I realise that all I can do is to write these lines in disgust and protest, to record what is being forgotten and to mark what should not be erased from collective memory. But that we are driven to have not just correct but cordial relations with a proven war criminal simply outrages one’s conscience beyond credibility. Were this the only instance of Arab lack of dignity, it would be bad enough. But it isn’t. Last winter, when I was in Palestine making my BBC film (as yet unscreened in any Arab country, by the way), Sharon was sent to Jordan to meet with its leaders. Our Israeli soundman, whose politics were liberal, told me that he was mystified as to why Arabs seem to respect this dreadful man. To many of us Israelis, he said to me, he’s a war criminal. Why do the Arabs like him so much?

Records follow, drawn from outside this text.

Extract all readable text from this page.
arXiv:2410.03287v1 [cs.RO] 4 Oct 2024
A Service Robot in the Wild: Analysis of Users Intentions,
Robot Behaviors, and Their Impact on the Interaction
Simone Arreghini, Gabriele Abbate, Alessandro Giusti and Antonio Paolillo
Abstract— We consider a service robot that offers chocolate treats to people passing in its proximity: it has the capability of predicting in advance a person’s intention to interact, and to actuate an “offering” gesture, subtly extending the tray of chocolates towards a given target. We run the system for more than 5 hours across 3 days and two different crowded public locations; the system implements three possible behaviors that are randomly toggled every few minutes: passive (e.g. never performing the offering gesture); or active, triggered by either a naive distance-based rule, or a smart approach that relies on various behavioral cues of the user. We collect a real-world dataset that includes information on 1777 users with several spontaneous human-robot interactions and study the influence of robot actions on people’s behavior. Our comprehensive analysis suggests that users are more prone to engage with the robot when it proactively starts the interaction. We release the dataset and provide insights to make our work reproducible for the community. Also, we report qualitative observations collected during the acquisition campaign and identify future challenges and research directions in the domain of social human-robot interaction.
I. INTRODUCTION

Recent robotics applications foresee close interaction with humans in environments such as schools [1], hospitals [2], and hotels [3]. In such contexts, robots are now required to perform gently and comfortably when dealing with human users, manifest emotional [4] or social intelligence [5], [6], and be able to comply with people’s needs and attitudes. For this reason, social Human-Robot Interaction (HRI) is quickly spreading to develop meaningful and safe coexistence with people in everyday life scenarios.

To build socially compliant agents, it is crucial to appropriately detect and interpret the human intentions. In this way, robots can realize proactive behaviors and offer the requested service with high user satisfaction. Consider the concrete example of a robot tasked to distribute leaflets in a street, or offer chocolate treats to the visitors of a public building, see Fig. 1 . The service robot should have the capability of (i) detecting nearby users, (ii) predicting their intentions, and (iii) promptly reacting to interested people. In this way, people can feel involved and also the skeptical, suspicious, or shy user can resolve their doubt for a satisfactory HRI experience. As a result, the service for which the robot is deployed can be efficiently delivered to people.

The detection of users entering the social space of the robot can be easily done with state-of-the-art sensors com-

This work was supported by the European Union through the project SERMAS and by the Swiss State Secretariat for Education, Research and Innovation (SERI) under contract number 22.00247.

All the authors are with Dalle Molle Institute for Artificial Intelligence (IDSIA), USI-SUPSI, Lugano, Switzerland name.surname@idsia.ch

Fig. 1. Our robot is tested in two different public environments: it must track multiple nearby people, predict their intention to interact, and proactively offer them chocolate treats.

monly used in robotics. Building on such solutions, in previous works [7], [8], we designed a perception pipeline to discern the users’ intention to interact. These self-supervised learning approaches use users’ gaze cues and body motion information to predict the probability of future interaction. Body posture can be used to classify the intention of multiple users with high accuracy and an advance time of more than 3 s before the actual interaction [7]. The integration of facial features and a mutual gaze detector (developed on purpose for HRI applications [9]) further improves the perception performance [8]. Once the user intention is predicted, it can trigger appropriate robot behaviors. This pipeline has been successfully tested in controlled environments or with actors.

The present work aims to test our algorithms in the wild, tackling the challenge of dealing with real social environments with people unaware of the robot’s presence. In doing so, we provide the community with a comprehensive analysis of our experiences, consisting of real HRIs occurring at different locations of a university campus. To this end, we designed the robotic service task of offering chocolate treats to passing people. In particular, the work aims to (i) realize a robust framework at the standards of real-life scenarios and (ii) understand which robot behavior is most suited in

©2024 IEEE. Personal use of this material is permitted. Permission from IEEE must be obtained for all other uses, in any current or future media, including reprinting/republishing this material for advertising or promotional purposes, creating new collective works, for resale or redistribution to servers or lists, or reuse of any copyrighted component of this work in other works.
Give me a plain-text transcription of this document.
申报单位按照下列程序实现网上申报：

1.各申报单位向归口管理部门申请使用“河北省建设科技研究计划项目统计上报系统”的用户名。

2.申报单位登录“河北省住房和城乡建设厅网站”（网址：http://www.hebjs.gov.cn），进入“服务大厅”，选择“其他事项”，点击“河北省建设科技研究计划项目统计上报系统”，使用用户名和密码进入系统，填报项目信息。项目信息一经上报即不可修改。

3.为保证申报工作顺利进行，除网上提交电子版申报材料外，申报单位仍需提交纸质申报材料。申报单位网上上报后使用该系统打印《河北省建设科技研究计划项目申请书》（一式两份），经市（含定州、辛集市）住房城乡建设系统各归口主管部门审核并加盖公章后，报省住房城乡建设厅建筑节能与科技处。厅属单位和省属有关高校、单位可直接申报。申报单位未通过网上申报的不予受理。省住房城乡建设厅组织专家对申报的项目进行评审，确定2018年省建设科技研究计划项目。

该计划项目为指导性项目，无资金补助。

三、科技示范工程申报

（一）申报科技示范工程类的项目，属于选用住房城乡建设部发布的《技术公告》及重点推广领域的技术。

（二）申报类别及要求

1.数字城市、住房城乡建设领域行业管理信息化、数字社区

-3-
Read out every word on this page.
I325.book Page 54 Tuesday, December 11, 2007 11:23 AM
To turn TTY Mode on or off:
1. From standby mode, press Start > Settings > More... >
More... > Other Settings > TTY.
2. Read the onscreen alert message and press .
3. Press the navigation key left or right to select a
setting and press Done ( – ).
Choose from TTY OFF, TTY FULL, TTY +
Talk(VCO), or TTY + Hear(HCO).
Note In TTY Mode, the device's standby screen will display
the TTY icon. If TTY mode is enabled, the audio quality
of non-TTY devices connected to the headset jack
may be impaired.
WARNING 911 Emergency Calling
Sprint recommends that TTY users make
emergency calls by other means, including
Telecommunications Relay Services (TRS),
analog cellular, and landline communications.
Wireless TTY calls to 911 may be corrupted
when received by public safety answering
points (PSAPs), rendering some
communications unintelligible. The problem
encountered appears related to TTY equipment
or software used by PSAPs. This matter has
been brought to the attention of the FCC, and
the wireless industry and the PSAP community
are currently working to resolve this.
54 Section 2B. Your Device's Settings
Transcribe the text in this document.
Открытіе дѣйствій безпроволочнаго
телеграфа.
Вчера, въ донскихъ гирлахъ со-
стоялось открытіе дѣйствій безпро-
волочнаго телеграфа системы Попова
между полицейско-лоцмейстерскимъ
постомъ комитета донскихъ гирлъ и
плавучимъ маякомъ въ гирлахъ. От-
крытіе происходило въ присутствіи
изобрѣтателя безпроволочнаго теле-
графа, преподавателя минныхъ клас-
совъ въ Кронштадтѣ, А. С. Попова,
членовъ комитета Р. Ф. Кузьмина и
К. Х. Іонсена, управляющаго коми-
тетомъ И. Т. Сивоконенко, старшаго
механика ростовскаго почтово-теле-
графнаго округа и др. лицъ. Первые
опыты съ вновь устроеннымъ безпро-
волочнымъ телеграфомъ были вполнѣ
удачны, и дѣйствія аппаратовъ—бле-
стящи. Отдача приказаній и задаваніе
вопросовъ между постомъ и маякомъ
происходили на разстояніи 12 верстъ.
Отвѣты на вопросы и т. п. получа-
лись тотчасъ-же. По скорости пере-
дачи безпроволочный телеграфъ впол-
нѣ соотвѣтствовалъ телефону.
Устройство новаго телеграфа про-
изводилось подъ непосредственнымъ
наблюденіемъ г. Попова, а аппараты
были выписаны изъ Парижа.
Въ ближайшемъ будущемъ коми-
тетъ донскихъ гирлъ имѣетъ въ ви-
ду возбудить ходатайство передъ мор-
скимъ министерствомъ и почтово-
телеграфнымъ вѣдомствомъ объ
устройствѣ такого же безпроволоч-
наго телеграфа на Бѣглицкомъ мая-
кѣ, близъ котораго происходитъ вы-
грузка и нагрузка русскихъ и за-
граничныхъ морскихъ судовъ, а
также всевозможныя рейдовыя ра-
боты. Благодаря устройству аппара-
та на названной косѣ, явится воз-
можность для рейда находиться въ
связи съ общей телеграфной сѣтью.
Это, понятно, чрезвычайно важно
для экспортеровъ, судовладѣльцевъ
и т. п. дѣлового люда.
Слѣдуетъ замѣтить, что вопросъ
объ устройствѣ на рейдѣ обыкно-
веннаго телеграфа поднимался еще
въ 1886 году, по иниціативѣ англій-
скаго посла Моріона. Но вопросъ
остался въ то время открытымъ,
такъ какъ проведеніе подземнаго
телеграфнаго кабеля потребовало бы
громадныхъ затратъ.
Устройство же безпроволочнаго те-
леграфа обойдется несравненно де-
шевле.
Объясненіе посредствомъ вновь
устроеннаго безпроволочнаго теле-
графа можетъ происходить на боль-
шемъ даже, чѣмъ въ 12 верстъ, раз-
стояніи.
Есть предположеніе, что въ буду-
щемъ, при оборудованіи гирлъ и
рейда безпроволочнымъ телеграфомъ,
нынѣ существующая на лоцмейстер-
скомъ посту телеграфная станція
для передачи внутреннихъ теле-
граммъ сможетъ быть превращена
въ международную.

I must confess to having been tongue-tied, as I am again now. But merely forgetting about it can go too far, obviously. So it is our duty to remind these forgetful rulers of ours that there is no way that Sharon’s crimes against humanity will be forgotten, despite the Palestinian Authority’s forgiving spirit. The danger is, however, that, having already forgotten their own people, and certainly its right of return, as well as its rights of residence on its own land, the great keepers of the Palestinian revolution, as Fatah still refers to itself, will forget themselves too. Do you suppose it is impossible that they may apologise to Sharon for Palestinian existence, ask his continued indulgence and beg him to let us live on a little longer? As it is, the deal that they have accepted of nine per cent withdrawal plus three per cent to be left as a nature reserve is misleadingly referred to as a gain, even though our leaders never point out that the 10 per cent contains only one or at most two per cent that will transfer land from the Israeli area C to Palestinian area A, plus some land from C to the jointly controlled area B. All in all, then, forgetfulness is a disastrous method of procedure, whose ultimate benefit is to the Authority’s own survival under Israeli and US patronage.